24 aufgeregte Kinder stürmen die Halle

Gestern war es wieder einmal so weit: 24 aufgeregte Kinder stürmten in die Halle und auf mich zu „Ich bin schon sooooo aufgeregt. Ich hab Schmetterlinge im Bauch!“ usw. usw.  Sie waren kaum zu bändigen, trotzdem versuchte ich die Prüfungsliste anzulegen, die Gebühr einzusammeln und die Ausweise zu sortieren, damit es schnell losgehen konnte.

Da kam eine Mutter auf mich zu und sagte: „Michi macht keine Prüfung!“ Ich: „Oh, ist er krank?“ – „Nein, er glaubt, er kann es nicht!“ Ich: „Klar, kann er das. Michi macht Prüfung! Mit allen anderen zusammen. Er kann das!“ – „Aber wenn er doch nicht will?“ Die Mutter drehte sich rum und ging.  Als Michi mit seinem Freund vor mir stand, sagte ich ihm: „Du machst heute Prüfung, mit allen anderen und deinem Freund!“ Er nickte und verschwand.

Was soll ich sagen? Michi hat eine gute Prüfung abgelegt und war stolz auf sich. Die Mutter hat nicht zugeschaut. Sie kam pünktlich nach Ende der Prüfung, um ihren Sohn, von dem sie dachte, dass er nur zusehen wollte, abzuholen.
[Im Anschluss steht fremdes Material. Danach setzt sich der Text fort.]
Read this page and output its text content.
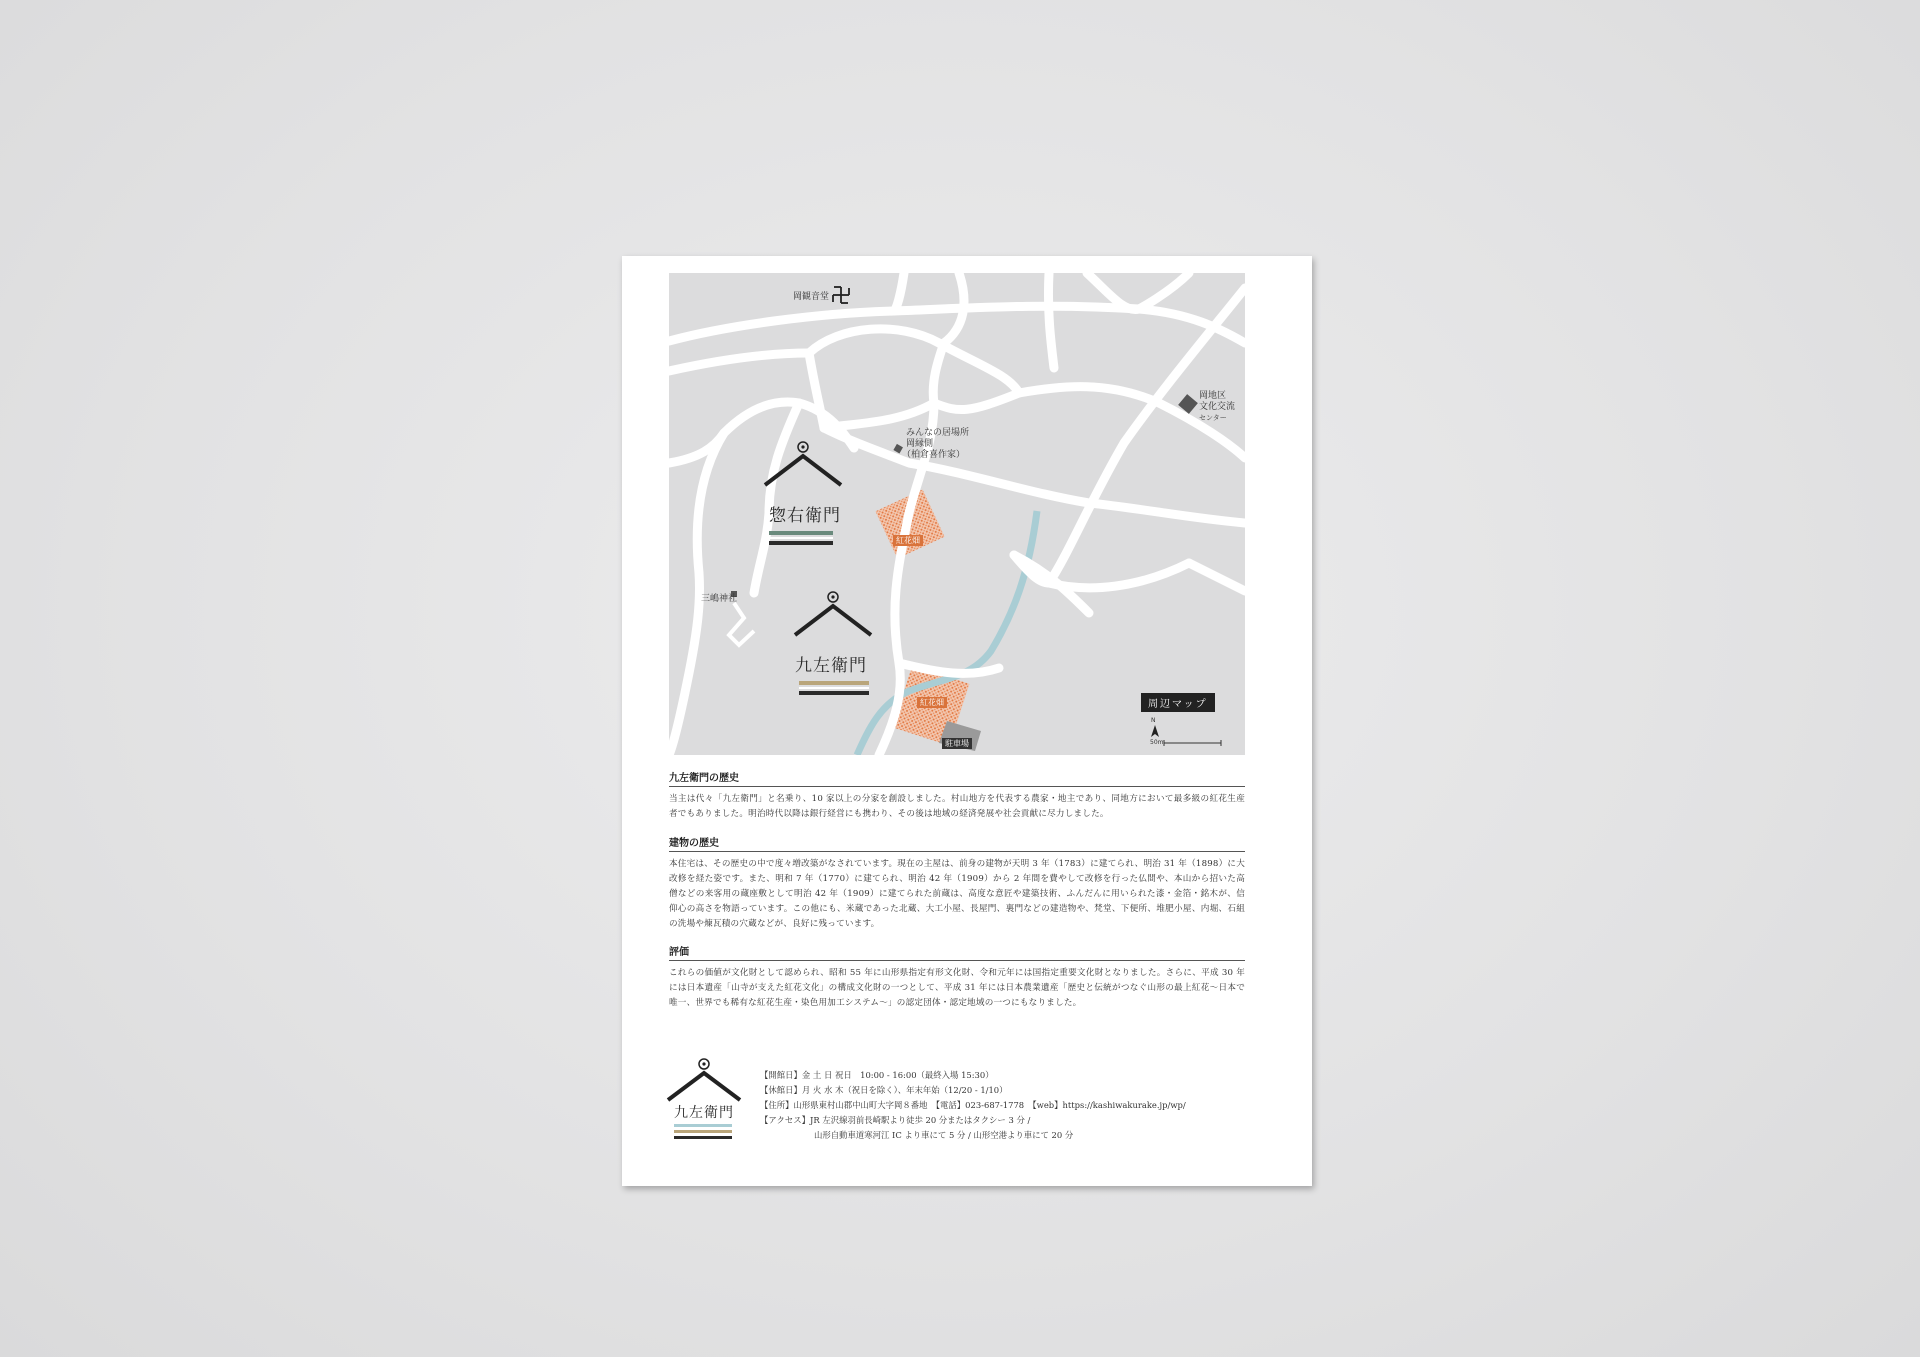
岡観音堂
岡地区
文化交流
センター
みんなの居場所
岡縁側
（柏倉喜作家）
三嶋神社
紅花畑
紅花畑
駐車場
惣右衛門
九左衛門
周辺マップ
N
50m
九左衛門の歴史
当主は代々「九左衛門」と名乗り、10 家以上の分家を創設しました。村山地方を代表する農家・地主であり、同地方において最多級の紅花生産者でもありました。明治時代以降は銀行経営にも携わり、その後は地域の経済発展や社会貢献に尽力しました。
建物の歴史
本住宅は、その歴史の中で度々増改築がなされています。現在の主屋は、前身の建物が天明 3 年（1783）に建てられ、明治 31 年（1898）に大改修を経た姿です。また、明和 7 年（1770）に建てられ、明治 42 年（1909）から 2 年間を費やして改修を行った仏間や、本山から招いた高僧などの来客用の蔵座敷として明治 42 年（1909）に建てられた前蔵は、高度な意匠や建築技術、ふんだんに用いられた漆・金箔・銘木が、信仰心の高さを物語っています。この他にも、米蔵であった北蔵、大工小屋、長屋門、裏門などの建造物や、梵堂、下便所、堆肥小屋、内堀、石組の洗場や煉瓦積の穴蔵などが、良好に残っています。
評価
これらの価値が文化財として認められ、昭和 55 年に山形県指定有形文化財、令和元年には国指定重要文化財となりました。さらに、平成 30 年には日本遺産「山寺が支えた紅花文化」の構成文化財の一つとして、平成 31 年には日本農業遺産「歴史と伝統がつなぐ山形の最上紅花〜日本で唯一、世界でも稀有な紅花生産・染色用加工システム〜」の認定団体・認定地域の一つにもなりました。
九左衛門
【開館日】金 土 日 祝日　10:00 - 16:00（最終入場 15:30）
【休館日】月 火 水 木（祝日を除く）、年末年始（12/20 - 1/10）
【住所】山形県東村山郡中山町大字岡８番地　【電話】023-687-1778　【web】https://kashiwakurake.jp/wp/
【アクセス】JR 左沢線羽前長崎駅より徒歩 20 分またはタクシー 3 分 /
山形自動車道寒河江 IC より車にて 5 分 / 山形空港より車にて 20 分
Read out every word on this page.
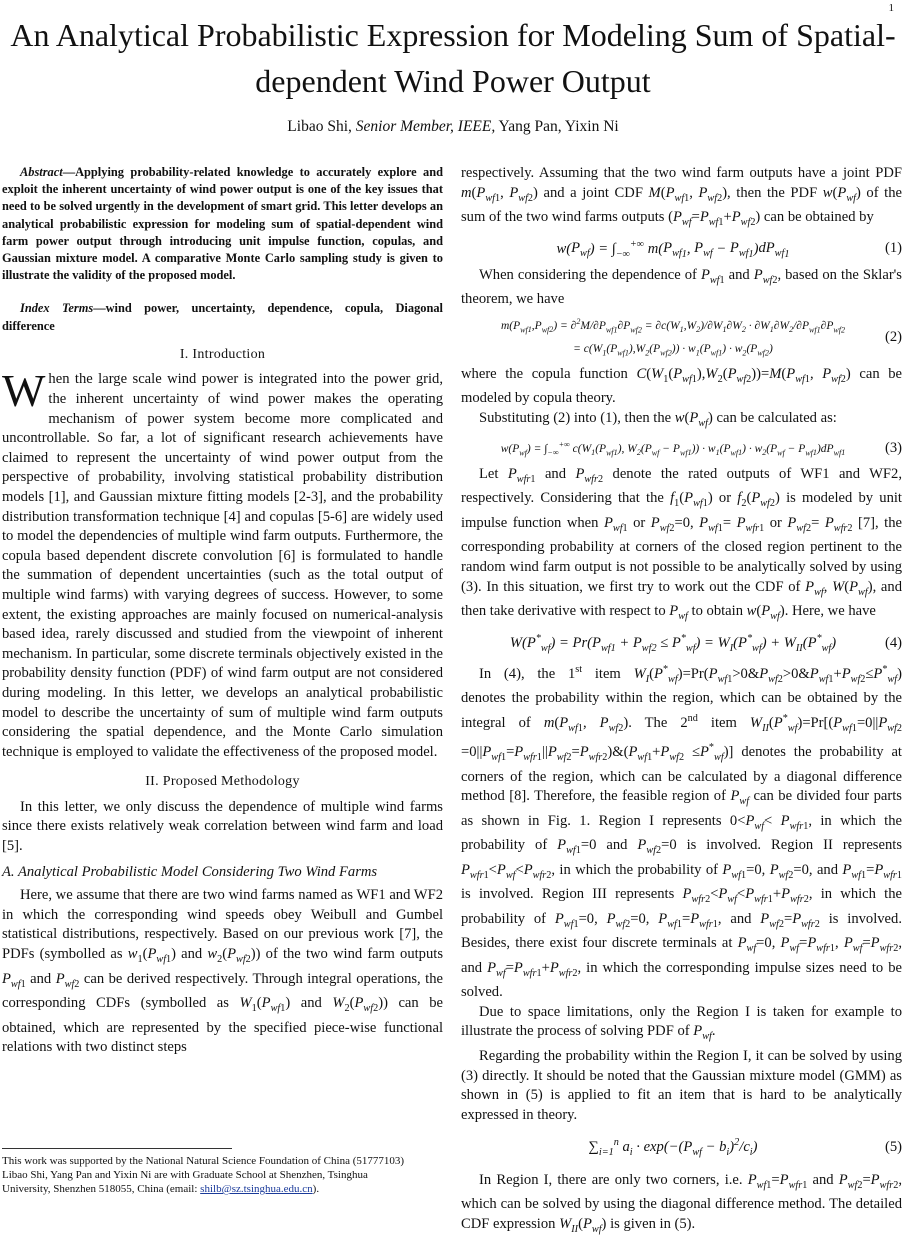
1
An Analytical Probabilistic Expression for Modeling Sum of Spatial-dependent Wind Power Output
Libao Shi, Senior Member, IEEE, Yang Pan, Yixin Ni

Abstract—Applying probability-related knowledge to accurately explore and exploit the inherent uncertainty of wind power output is one of the key issues that need to be solved urgently in the development of smart grid. This letter develops an analytical probabilistic expression for modeling sum of spatial-dependent wind farm power output through introducing unit impulse function, copulas, and Gaussian mixture model. A comparative Monte Carlo sampling study is given to illustrate the validity of the proposed model.

Index Terms—wind power, uncertainty, dependence, copula, Diagonal difference

I. Introduction

When the large scale wind power is integrated into the power grid, the inherent uncertainty of wind power makes the operating mechanism of power system become more complicated and uncontrollable. So far, a lot of significant research achievements have claimed to represent the uncertainty of wind power output from the perspective of probability, involving statistical probability distribution models [1], and Gaussian mixture fitting models [2-3], and the probability distribution transformation technique [4] and copulas [5-6] are widely used to model the dependencies of multiple wind farm outputs. Furthermore, the copula based dependent discrete convolution [6] is formulated to handle the summation of dependent uncertainties (such as the total output of multiple wind farms) with varying degrees of success. However, to some extent, the existing approaches are mainly focused on numerical-analysis based idea, rarely discussed and studied from the viewpoint of inherent mechanism. In particular, some discrete terminals objectively existed in the probability density function (PDF) of wind farm output are not considered during modeling. In this letter, we develops an analytical probabilistic model to describe the uncertainty of sum of multiple wind farm outputs considering the spatial dependence, and the Monte Carlo simulation technique is employed to validate the effectiveness of the proposed model.

II. Proposed Methodology

In this letter, we only discuss the dependence of multiple wind farms since there exists relatively weak correlation between wind farm and load [5].

A. Analytical Probabilistic Model Considering Two Wind Farms

Here, we assume that there are two wind farms named as WF1 and WF2 in which the corresponding wind speeds obey Weibull and Gumbel statistical distributions, respectively. Based on our previous work [7], the PDFs (symbolled as $w_1(P_{wf1})$ and $w_2(P_{wf2})$) of the two wind farm outputs $P_{wf1}$ and $P_{wf2}$ can be derived respectively. Through integral operations, the corresponding CDFs (symbolled as $W_1(P_{wf1})$ and $W_2(P_{wf2})$) can be obtained, which are represented by the specified piece-wise functional relations with two distinct steps

respectively. Assuming that the two wind farm outputs have a joint PDF $m(P_{wf1}$, $P_{wf2}$) and a joint CDF $M(P_{wf1}$, $P_{wf2}$), then the PDF $w(P_{wf})$ of the sum of the two wind farms outputs $(P_{wf}=P_{wf1}+P_{wf2})$ can be obtained by

$w(P_{wf}) = \int_{-\infty}^{+\infty}$ $m(P_{wf1}$, $P_{wf} - P_{wf1})dP_{wf1}$	(1)

When considering the dependence of $P_{wf1}$ and $P_{wf2}$, based on the Sklar's theorem, we have

$m(P_{wf1},P_{wf2}) = \partial^2M/\partial P_{wf1}\partial P_{wf2} = \partial c(W_1,W_2)/\partial W_1\partial W_2 \cdot \partial W_1\partial W_2/\partial P_{wf1}\partial P_{wf2}$
= $c(W_1(P_{wf1}),W_2(P_{wf2})) \cdot w_1(P_{wf1}) \cdot w_2(P_{wf2})$
(2)

where the copula function $C(W_1(P_{wf1}),W_2(P_{wf2}))=M(P_{wf1}$, $P_{wf2}$) can be modeled by copula theory.

Substituting (2) into (1), then the $w(P_{wf})$ can be calculated as:

$w(P_{wf}) = \int_{-\infty}^{+\infty}$ $c(W_1(P_{wf1})$, $W_2(P_{wf} - P_{wf1})) \cdot w_1(P_{wf1}) \cdot w_2(P_{wf} - P_{wf1})dP_{wf1}$	(3)

Let $P_{wfr1}$ and $P_{wfr2}$ denote the rated outputs of WF1 and WF2, respectively. Considering that the $f_1(P_{wf1})$ or $f_2(P_{wf2})$ is modeled by unit impulse function when $P_{wf1}$ or $P_{wf2}=0$, $P_{wf1}= P_{wfr1}$ or $P_{wf2}= P_{wfr2}$ [7], the corresponding probability at corners of the closed region pertinent to the random wind farm output is not possible to be analytically solved by using (3). In this situation, we first try to work out the CDF of $P_{wf}$, $W(P_{wf})$, and then take derivative with respect to $P_{wf}$ to obtain $w(P_{wf})$. Here, we have

$W(P^*_{wf}) = Pr(P_{wf1} + P_{wf2} \le P^*_{wf}) = W_I(P^*_{wf}) + W_{II}(P^*_{wf})$	(4)

In (4), the 1st item $W_I(P^*_{wf})=Pr(P_{wf1}>0\&P_{wf2}>0\&P_{wf1}+P_{wf2}\le P^*_{wf})$ denotes the probability within the region, which can be obtained by the integral of $m(P_{wf1}$, $P_{wf2}$). The 2nd item $W_{II}(P^*_{wf})=Pr[(P_{wf1}=0||P_{wf2}$ $=0||P_{wf1}=P_{wfr1}||P_{wf2}=P_{wfr2})\&(P_{wf1}+P_{wf2} \le P^*_{wf})$] denotes the probability at corners of the region, which can be calculated by a diagonal difference method [8]. Therefore, the feasible region of $P_{wf}$ can be divided four parts as shown in Fig. 1. Region I represents $0<P_{wf}< P_{wfr1}$, in which the probability of $P_{wf1}=0$ and $P_{wf2}=0$ is involved. Region II represents $P_{wfr1}<P_{wf}<P_{wfr2}$, in which the probability of $P_{wf1}=0$, $P_{wf2}=0$, and $P_{wf1}=P_{wfr1}$ is involved. Region III represents $P_{wfr2}<P_{wf}<P_{wfr1}+P_{wfr2}$, in which the probability of $P_{wf1}=0$, $P_{wf2}=0$, $P_{wf1}=P_{wfr1}$, and $P_{wf2}=P_{wfr2}$ is involved. Besides, there exist four discrete terminals at $P_{wf}=0$, $P_{wf}=P_{wfr1}$, $P_{wf}=P_{wfr2}$, and $P_{wf}=P_{wfr1}+P_{wfr2}$, in which the corresponding impulse sizes need to be solved.

Due to space limitations, only the Region I is taken for example to illustrate the process of solving PDF of $P_{wf}$.

Regarding the probability within the Region I, it can be solved by using (3) directly. It should be noted that the Gaussian mixture model (GMM) as shown in (5) is applied to fit an item that is hard to be analytically expressed in theory.

$\sum_{i=1}^n$ $a_i \cdot \exp(-(P_{wf} - b_i)^2/c_i)$	(5)

In Region I, there are only two corners, i.e. $P_{wf1}=P_{wfr1}$ and $P_{wf2}=P_{wfr2}$, which can be solved by using the diagonal difference method. The detailed CDF expression $W_{II}(P_{wf})$ is given in (5).

This work was supported by the National Natural Science Foundation of China (51777103)
Libao Shi, Yang Pan and Yixin Ni are with Graduate School at Shenzhen, Tsinghua
University, Shenzhen 518055, China (email: shilb@sz.tsinghua.edu.cn).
Ich ging ihr entgegen und berichtete: „Michi hat eine gute Prüfung gemacht!“ Sie schaute mich völlig konsterniert an, lächelte zart und sagte nichts!

Und wenn ich sie so strahlen und jubeln sehe, wie auf dem Foto oben, kann ich nur sagen: Eltern traut euren Kindern was zu, sie sind stark!
(Und wenn ich diese Gesichter sehe, weiß ich immer wieder, warum mir das Training so viel Spaß macht!)